Een interview door redacteur Marieke de Groot, die presentator en beginnend schrijver Cesar Majorana’s verhaal ‘Buikpijn’ redigeerde. De eerste versie van dit verhaal is een tegenprestatie bij de crowdfunding van Tijdschrift Ei. Een eerste versie mét redactiecommentaar. Lees er hier meer over. In dit interview gaat Cesar hier dieper op in, praat over presenteren vs. schrijven, de romantiek van tijdschriften, hoe redactie helpt bij de ontwikkeling van zijn schrijven, over taal in het algemeen, Seth Gaaikema en over eten.

Marieke: Cesar, je bent bezig je te ontwikkelen op verschillende vlakken tegelijkertijd. Zoals gezegd spelen woorden daar een belangrijk rol in, maar merk je ook een direct verband tussen het presenteren en je schrijven? Beïnvloedt het elkaar?
Cesar: Ik heb er nooit zo direct in die relatie over nagedacht. Het voelt heel erg alsof je goed kan taarten bakken, maar ook lekker kan koken. Taartenbakken heeft te maken met temperatuur en goede verhoudingen, en lekker koken heeft gewoon te maken met een goede smaak. Voor mij is schrijven toch wel meer lekker koken. dat ik een bepaalde smaak terug wil zien; een bepaald gerecht op een bepaalde manier wil maken. Hoe ik schrijf en de dingen die ik schrijf zie ik ook niet heel erg terug in Nederland op schrijfgebied, dus voelt ook alsof ik met interessante gerechten bezig ben. Terwijl wanneer ik taarten bak wil ik gewoon een heel erg lekkere cheesecake hebben. Dan wil ik gewoon een verhaal dat eenvoudig is op de mooiste manier vertellen. En dat is wel iets gedoseerder en preciezer, en dan werk ik met een regisseur en vaak een script, het is ook wat verfijnder in die zin ja. Maar daardoor ook minder pittig of sauzig, als ik dat zo mag zeggen in deze metafoor.
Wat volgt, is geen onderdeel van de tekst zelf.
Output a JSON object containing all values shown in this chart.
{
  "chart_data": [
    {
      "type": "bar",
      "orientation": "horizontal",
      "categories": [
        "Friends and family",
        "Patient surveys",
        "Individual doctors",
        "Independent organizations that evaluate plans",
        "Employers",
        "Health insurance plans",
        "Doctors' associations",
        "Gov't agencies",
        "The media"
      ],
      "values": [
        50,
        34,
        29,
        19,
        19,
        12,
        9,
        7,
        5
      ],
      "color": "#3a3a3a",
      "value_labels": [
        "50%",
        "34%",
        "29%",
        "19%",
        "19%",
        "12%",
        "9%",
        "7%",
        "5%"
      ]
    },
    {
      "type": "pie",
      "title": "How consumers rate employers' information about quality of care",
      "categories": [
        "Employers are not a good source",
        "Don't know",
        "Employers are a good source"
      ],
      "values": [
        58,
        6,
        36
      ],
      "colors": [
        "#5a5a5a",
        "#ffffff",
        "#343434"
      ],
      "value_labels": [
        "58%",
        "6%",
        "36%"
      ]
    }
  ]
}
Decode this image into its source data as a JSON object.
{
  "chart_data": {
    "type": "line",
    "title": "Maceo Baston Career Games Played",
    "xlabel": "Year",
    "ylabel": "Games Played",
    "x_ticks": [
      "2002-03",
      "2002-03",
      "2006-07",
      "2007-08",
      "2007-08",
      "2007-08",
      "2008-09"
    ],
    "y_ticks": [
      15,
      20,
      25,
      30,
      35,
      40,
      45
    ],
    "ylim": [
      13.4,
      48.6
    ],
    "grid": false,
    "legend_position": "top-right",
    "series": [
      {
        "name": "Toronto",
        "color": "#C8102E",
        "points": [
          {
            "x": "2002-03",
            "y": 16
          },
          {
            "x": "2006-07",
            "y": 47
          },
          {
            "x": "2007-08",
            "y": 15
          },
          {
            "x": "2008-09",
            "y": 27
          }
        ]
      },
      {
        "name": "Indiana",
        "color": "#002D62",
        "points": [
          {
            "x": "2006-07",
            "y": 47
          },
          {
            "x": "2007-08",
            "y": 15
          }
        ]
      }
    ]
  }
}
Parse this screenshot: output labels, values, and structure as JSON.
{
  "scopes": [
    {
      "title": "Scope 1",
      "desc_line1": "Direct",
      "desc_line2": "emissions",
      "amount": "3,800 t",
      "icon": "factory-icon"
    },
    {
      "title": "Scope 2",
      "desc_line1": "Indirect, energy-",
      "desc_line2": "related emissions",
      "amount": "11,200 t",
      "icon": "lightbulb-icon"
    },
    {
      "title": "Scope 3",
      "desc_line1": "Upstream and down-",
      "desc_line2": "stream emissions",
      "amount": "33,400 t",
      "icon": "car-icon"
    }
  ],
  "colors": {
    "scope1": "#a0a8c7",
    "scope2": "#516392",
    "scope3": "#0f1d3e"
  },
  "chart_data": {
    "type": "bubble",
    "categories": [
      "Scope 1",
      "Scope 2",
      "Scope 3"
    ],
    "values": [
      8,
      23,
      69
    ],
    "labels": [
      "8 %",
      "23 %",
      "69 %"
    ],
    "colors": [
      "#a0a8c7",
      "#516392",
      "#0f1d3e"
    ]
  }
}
Als ik presenteer is het doel niet per se dat ik laat zien hoe leuk Cesar is, of dat ik een bepaald gevoel heel groots uit kan drukken, maar juist om informatie te doseren. Dat komt deels natuurlijk wel terug in verhalen, dan ben ik veel meer bezig met het gewicht van bepaalde woorden, dan voel ik ook echt wel dat iets er met heel veel zwaarte ligt. Dus dan is die focus ineens anders, ik merk ook dat dat alleen voor schrijven zo is. Soms lees ik in een interview iets wat ik heb gezegd terug en dan pas als ik het geschreven zie valt het gewicht van het woord ineens op.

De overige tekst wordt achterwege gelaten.